Na África lusófona, a influência econômica brasileira tem aumentado, abrindo mercado para empresas e produtos do país. Mas o Brasil precisa decidir o que quer do continente, para manter as conquistas no lado que fala português e ampliar para outras regiões que se sentem “próximas” a nós pela forte influência demográfica e cultural dos negros em nossa sociedade.
Sobre os ODS
Carlos Lopes também destacou a importância dos Objetivos de Desenvolvimento Sustentável (ODS), que serão tema da próxima Assembleia Geral da ONU, em setembro. Começou a abordagem fazendo um balanço dos Objetivos de Desenvolvimento do Milênio (ODM) e o papel do Brasil. Para ele, os objetivos foram atingidos em nível global, mas, olhando país a país, o resultado não é tão bom.
Em sua análise, China e Índia foram os países que realizaram os maiores esforços para cumprir o Objetivo 1 – “Reduzir a miséria pela metade” –, pelo tamanho de suas populações, a extensão dos problemas da fome e da pobreza e as dificuldades de “encontrar” os pobres em regiões inóspitas e de difícil acesso.
O Brasil teve papel importante não só por ter atingido praticamente todas as metas, mas porque realizou um grande trabalho de mobilização, agregando empresas e a sociedade civil na campanha para se atingir os ODM. Os produtos criados aqui (logos, manuais, iniciativas com empresas) foram copiados em grande número de países. Segundo Lopes, nosso país influenciou até o Barack Obama em sua campanha à presidência dos EUA – o “Nós podemos” foi traduzido pela ONU para “Yes, we can” em 2004.

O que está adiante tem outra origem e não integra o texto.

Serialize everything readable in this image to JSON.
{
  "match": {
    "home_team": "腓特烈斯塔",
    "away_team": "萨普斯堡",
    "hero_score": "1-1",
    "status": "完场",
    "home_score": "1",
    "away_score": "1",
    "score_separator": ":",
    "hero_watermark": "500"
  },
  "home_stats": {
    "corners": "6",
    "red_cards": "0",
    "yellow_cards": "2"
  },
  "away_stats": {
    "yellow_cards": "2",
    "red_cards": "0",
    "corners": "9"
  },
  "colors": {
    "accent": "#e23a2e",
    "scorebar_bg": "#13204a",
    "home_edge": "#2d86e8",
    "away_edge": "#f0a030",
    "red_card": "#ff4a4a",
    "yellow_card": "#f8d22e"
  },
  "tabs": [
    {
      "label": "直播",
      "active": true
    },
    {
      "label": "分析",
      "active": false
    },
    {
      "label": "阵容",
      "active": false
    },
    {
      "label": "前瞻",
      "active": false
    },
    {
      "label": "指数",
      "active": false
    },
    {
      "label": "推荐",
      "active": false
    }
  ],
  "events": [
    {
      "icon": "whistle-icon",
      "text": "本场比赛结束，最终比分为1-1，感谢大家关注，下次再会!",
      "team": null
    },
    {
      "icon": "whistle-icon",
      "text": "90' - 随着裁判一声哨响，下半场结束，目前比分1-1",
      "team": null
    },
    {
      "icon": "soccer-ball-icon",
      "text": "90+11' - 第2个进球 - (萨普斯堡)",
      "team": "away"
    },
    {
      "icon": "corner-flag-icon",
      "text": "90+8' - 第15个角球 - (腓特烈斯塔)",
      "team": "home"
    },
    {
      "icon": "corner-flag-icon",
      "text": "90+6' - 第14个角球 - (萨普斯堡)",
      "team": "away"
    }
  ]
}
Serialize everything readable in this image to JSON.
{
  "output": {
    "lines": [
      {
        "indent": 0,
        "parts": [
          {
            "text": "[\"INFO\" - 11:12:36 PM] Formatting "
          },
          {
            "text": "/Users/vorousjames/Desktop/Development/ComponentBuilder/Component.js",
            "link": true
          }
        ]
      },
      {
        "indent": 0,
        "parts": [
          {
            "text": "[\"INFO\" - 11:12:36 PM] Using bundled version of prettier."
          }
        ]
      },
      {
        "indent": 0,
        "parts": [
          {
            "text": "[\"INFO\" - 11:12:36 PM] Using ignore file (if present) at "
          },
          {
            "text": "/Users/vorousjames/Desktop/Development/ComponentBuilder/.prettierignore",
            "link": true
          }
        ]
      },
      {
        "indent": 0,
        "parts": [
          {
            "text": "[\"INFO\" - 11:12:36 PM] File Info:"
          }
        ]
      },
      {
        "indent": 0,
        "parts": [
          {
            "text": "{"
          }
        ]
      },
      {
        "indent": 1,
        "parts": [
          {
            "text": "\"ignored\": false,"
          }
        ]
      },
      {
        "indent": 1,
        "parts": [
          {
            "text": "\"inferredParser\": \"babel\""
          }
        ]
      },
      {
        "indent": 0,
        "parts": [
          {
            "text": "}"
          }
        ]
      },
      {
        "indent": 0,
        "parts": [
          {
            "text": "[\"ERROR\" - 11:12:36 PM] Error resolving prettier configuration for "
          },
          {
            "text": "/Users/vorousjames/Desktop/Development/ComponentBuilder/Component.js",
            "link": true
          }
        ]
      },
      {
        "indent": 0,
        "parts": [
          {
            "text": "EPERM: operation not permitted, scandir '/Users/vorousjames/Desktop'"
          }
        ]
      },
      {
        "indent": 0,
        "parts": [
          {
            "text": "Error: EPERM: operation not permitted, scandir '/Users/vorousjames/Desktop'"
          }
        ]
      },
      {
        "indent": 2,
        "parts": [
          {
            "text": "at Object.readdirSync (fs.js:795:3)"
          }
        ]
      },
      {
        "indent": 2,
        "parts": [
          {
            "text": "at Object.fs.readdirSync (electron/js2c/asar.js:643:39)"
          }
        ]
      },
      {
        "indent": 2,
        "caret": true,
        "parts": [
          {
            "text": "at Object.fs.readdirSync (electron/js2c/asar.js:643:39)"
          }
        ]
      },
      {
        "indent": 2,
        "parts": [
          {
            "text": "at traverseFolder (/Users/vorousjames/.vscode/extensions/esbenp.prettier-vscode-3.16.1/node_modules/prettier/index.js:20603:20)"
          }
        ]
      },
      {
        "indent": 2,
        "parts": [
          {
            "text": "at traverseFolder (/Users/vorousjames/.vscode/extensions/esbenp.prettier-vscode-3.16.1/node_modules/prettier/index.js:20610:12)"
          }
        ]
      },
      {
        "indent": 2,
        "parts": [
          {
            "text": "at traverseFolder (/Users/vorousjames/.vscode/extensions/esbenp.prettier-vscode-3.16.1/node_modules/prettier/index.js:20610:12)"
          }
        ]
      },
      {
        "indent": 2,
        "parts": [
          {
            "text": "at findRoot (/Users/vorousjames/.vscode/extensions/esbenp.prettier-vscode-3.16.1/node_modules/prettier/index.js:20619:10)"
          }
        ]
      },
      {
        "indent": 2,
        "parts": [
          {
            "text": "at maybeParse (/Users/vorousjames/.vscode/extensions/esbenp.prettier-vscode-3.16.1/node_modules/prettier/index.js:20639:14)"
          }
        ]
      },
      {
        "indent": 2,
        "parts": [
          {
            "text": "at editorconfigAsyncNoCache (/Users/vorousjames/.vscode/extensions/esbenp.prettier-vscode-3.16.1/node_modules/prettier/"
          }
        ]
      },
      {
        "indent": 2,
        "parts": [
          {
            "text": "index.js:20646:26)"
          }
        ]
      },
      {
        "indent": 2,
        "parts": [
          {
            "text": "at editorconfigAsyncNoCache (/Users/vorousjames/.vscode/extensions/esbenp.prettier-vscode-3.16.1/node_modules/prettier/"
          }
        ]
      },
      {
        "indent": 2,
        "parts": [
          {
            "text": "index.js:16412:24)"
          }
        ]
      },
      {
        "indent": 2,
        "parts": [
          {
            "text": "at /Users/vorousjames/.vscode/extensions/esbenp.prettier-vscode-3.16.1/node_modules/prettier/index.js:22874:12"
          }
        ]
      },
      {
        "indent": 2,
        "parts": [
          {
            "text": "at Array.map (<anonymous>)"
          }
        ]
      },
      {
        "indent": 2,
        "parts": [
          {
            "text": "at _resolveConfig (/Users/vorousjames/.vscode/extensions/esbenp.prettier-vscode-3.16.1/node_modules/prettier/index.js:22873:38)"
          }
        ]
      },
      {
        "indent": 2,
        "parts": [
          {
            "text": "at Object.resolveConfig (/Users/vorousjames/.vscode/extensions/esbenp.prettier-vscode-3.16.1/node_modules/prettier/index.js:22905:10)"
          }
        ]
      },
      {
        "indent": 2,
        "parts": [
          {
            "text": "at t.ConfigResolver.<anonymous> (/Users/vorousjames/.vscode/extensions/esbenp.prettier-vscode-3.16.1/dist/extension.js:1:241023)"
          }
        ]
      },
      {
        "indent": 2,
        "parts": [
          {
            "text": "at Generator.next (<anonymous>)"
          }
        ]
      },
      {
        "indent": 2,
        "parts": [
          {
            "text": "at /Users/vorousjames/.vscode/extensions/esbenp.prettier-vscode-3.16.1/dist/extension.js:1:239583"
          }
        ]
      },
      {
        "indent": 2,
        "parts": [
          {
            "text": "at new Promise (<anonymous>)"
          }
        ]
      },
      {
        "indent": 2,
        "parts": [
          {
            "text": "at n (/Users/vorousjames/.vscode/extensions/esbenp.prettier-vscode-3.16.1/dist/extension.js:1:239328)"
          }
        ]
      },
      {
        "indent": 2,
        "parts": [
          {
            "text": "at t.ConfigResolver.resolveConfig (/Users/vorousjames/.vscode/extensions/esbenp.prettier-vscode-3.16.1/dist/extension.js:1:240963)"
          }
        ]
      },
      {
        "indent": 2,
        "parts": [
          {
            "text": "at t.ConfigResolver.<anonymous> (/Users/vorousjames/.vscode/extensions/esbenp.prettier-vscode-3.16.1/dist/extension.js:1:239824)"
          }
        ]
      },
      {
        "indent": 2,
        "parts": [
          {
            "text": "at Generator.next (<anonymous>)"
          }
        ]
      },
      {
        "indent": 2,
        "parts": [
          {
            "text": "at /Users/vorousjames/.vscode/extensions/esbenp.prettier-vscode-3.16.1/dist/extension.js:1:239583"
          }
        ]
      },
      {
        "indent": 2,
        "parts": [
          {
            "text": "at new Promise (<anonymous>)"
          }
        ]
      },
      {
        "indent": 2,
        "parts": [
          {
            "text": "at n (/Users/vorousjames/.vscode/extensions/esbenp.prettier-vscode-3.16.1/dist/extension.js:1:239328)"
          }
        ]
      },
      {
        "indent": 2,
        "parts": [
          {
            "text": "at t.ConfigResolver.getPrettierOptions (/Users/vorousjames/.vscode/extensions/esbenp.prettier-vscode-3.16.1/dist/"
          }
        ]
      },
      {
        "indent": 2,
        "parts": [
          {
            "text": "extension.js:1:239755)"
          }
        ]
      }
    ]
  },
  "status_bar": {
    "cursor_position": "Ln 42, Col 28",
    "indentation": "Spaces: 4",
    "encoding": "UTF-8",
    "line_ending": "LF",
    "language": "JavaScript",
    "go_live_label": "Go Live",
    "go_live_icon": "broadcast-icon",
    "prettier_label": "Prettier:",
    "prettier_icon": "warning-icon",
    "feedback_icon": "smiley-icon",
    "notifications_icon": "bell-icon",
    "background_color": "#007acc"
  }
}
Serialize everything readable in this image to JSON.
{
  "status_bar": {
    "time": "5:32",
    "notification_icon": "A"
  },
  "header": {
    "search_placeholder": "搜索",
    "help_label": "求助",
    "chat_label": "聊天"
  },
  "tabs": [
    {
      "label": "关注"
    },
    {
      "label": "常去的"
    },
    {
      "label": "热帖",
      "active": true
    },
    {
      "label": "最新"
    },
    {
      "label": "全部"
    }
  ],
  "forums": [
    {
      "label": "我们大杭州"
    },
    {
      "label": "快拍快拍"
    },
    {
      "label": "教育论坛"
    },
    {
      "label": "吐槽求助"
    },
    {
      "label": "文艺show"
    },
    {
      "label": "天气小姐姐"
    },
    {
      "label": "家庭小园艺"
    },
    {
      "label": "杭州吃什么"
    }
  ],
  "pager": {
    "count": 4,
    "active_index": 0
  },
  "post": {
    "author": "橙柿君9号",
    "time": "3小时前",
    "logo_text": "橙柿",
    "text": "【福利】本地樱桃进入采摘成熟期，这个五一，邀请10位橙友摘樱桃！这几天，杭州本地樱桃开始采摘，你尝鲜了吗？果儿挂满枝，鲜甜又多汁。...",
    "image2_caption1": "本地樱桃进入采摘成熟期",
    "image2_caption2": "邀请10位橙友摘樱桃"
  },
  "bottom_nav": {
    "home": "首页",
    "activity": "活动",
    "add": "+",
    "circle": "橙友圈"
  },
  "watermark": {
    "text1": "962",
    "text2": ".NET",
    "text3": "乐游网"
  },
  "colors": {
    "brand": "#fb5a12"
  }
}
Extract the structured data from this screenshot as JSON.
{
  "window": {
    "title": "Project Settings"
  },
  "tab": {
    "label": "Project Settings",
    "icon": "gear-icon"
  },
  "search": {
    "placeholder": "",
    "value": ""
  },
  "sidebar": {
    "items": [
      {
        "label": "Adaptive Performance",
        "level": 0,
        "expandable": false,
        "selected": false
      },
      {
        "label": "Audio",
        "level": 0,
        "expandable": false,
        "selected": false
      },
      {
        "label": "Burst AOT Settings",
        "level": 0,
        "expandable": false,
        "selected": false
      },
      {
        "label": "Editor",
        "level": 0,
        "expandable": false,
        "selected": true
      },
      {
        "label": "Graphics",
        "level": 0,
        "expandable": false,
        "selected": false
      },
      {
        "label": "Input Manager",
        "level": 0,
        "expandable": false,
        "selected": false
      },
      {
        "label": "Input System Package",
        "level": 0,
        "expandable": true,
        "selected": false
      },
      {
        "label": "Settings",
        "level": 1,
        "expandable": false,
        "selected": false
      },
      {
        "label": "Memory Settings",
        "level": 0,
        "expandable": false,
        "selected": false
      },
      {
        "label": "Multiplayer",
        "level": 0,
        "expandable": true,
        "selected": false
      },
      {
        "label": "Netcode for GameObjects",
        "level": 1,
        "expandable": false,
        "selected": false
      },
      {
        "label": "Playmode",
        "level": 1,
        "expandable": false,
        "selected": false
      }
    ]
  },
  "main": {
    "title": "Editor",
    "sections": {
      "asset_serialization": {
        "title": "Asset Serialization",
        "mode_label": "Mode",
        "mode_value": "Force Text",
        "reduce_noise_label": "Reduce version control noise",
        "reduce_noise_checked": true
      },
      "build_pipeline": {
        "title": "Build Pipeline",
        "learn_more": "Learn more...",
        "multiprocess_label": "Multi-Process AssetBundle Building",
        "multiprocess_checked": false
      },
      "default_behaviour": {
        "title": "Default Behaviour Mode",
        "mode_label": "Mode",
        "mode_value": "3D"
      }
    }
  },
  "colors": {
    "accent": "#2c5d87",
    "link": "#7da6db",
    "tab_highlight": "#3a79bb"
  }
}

Para ele, a importância dos ODM foi maior para países em desenvolvimento do que para aqueles chamados “centrais”. Todavia, na Rio+20, ficou claro que o desenvolvimento precisa ser pensado de forma global e levando em conta os três pilares da sustentabilidade. As metas estabelecidas para, por exemplo, diminuir as desigualdades regionais, precisam servir para a Suécia e para o Paraguai.
Nesse sentido, os ODS superam os ODM, porque estão sendo pensados para serem universais. EUA e Benim precisam se sentir engajados da mesma maneira, para atingir as metas dentro de suas realidades.
Assim sendo, Carlos Lopes lista quatro grandes problemas que precisam ser esquadrinhados para que os ODS atinjam essa universalidade almejada
- Medição – Os objetivos precisam encontrar um modo de ser “medidos” de acordo com os países. Por exemplo, combate à forme na Eritreia é diferente de combate à fome na Dinamarca. Enquanto em um é realmente garantir três refeições por dia para a população, em outro é mudar (talvez) hábitos alimentares, incentivar a agricultura orgânica, diminuir a produção e o consumo de alimentos ultraprocessados etc.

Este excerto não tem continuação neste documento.